“For the desires are incapable of satisfaction….”—Cicero
In the opening dialogue of De Finibus (On the Ends of Good and Evil), the great Roman senator and thinker touches on one of the most baffling facets of human nature. At least, it is a riddle to those who will take the time to ponder the subject of individual desire. Cicero refers to Epicurus’ helpful categorization of human cravings—there are those that are natural and necessary, those that are natural but not necessary, and finally those that are neither natural nor necessary. But this view, though undoubtedly true, reveals an obvious paradox. If our souls have no dimension beyond the material, why do we have desires that the world cannot satisfy? This makes us quite unlike other creatures if we are really just products of evolutionary development.

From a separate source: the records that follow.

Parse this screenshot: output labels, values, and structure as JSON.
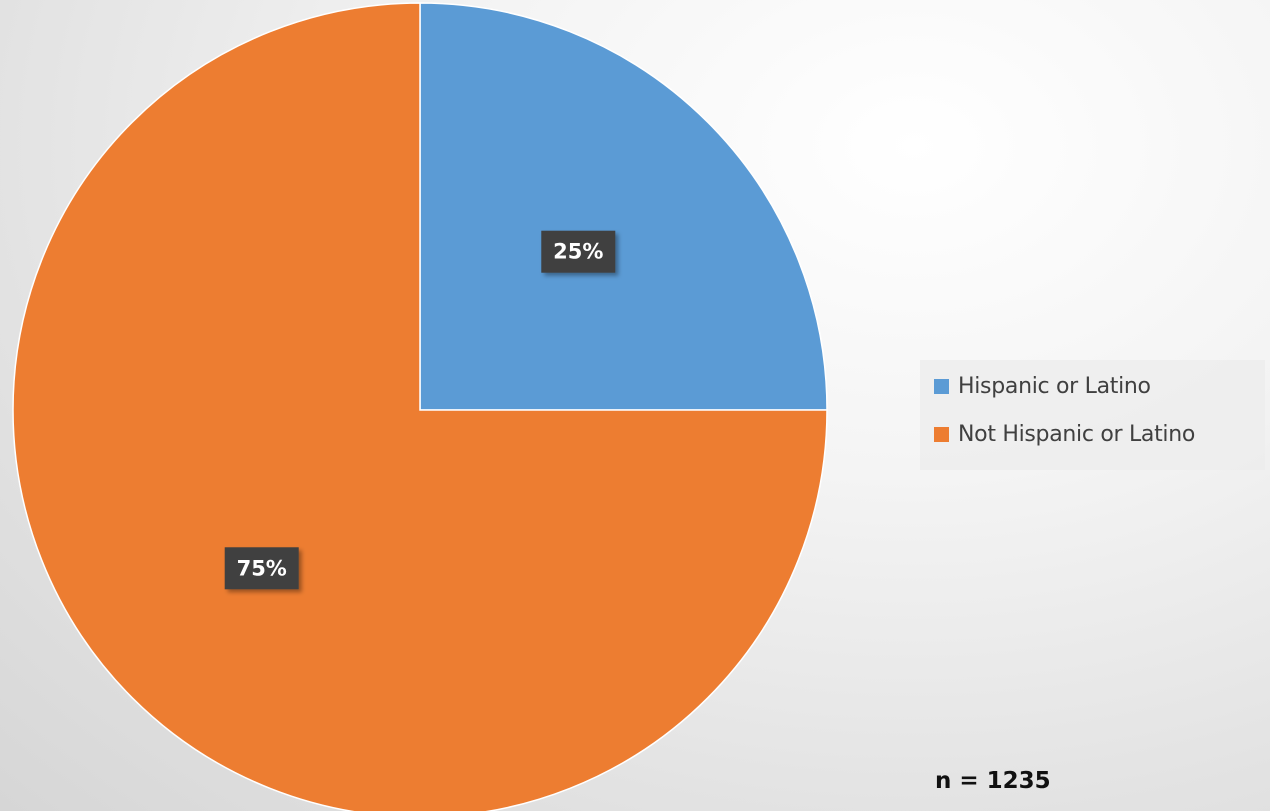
{
  "chart_data": {
    "type": "pie",
    "categories": [
      "Hispanic or Latino",
      "Not Hispanic or Latino"
    ],
    "values": [
      25,
      75
    ],
    "data_labels": [
      "25%",
      "75%"
    ],
    "colors": [
      "#5b9bd5",
      "#ed7d31"
    ],
    "label_box_color": "#404040",
    "start_angle_deg": 0,
    "direction": "clockwise",
    "legend_position": "right",
    "title": "",
    "note": "n = 1235"
  }
}
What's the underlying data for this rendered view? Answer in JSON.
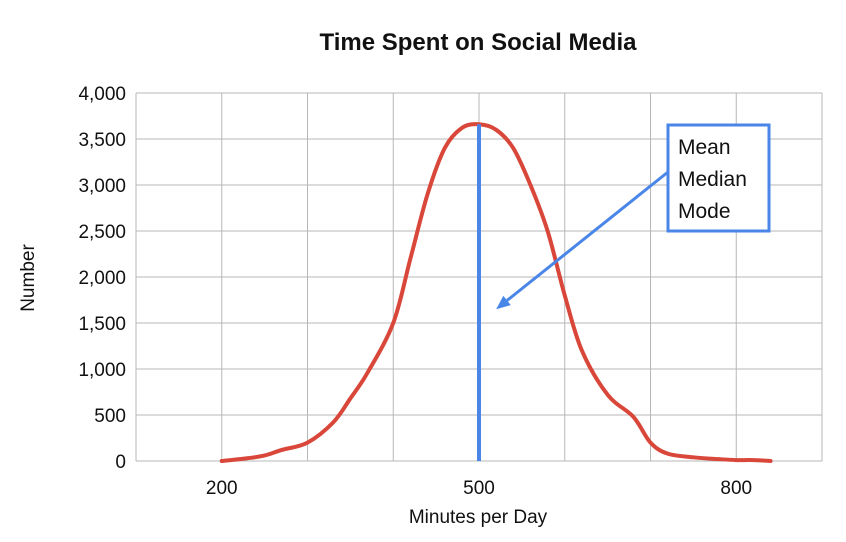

In theory we should be content in satisfying our basic needs. As it turns out, we are plagued with “imaginary desires [for which] no bound or limit can be discovered.” Here we run up against an existential mystery. When we do not control our desires, we are burdened with new forms of dissatisfaction in the guise of guilt and remorse. Our undisciplined actions are called “evil” because they are out of proportion to our real needs. In his rhetorical question aimed at the Epicureans, Cicero asks: “How can a man at once be a sensualist and keep his desires within bounds?” It is a doubtful endeavor. By contrast, temperance “bestows peace of mind.”
Even if there were no laws or moral precepts to punish our transgressions, we would be condemned by our own conscience. “Fools,” says Cicero, “are tormented by the memory” of their misdeeds. Cicero does not discuss the role of divinity and his own views were inclined to agnosticism or the idea of a remote deity. Nevertheless, his opinions point to the recurring failure of subjective, man-made attempts to either limit or satisfy our desires.